Ils sont l'écho du désir de Jésus. Bientôt, sur la Croix, il sera « vidé » de lui-même comme le dit Paul, et pourtant exalté au-dessus de tout, c'est-à-dire rempli de l'Autre qu'Il appelle « Père », ne tenant que dans le désir que cet Autre a de lui. Au Vendredi, la prière prononcée après le dernier repas est exaucée (« Père,, glorifie ton Fils »). Cette parole lourde du Père est demeurée parmi les hommes. Conjointement à son Père qu'il prie et inséparable de Lui, les mots de Jésus véhiculent l'amour, le souci de cette poignée d'hommes offerts à son regard. S'ils n'étaient pas pris, eux aussi dans son désir, autant que le Père, sa prière n'aurait pas de poids : « je prie pour eux, je trouve ma gloire en eux ». Propos étonnants. ! Le texte débute par une demande au Père (« Glorifie ton fils »); celle-ci trouve sa réponse lorsqu'il regarde ces quelques personnes qui pourtant vont l'abandonner ou le trahir : « Je trouve ma gloire en eux ».

La parole nous est donnée

Et Jésus poursuit : « Je trouve ma gloire en eux. Désormais, je ne suis plus dans le monde ; eux ils sont dans le monde ». Nous voici nous-mêmes, vingt siècles après, dans le même univers que la Parole a rejoint. Nous voici dans le monde et la parole nous est donnée. Elle est donnée à l'Eglise. « Malheur à moi si je n'évangélise », disait St Paul.

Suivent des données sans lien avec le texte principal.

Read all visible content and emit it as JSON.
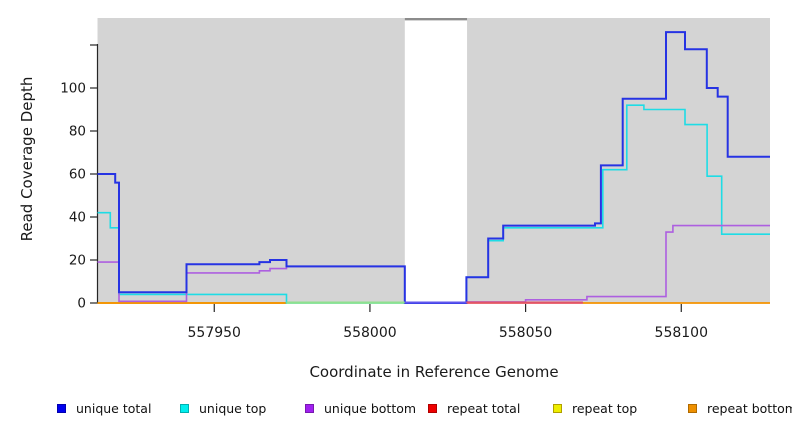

Le mot Evangile, on l'oublie trop souvent, est une manière de parler pour faire entendre le désir du Père inséparable du désir des hommes. Evangéliser revient à trouver les mots qui répondent aux attentes du monde en même temps qu'aux attentes du Père. Encore faut-il que l'Eglise sache écouter. L'Eglise ne tire pas sa gloire du nombre de ses fidèles mais de son aptitude à comprendre « ce que dit l'Esprit » (Ap. 2,7) à travers les angoisses de nos contemporains, leurs colères, leurs espoirs ». On parle beaucoup de « nouvelle évangélisation » ; si c'est pour redonner à l'Eglise la place qu'elle a tenue parmi les grandes puissances, si c'est pour imposer une morale qui fait souffrir et crée des coupables plus qu'elle ne libère, nous sortons du chemin que la parole a frayé dans l'histoire.

La parole nous est confiée. A nous de la prendre pour ce qu'elle est. Non comme un moyen de nous imposer mais pour écouter ceux qui nous entourent, « ceux que Dieu nous a donnés », pour reprendre les paroles de Jésus afin de pouvoir nous tourner en vérité vers Celui que Jésus appelle Père.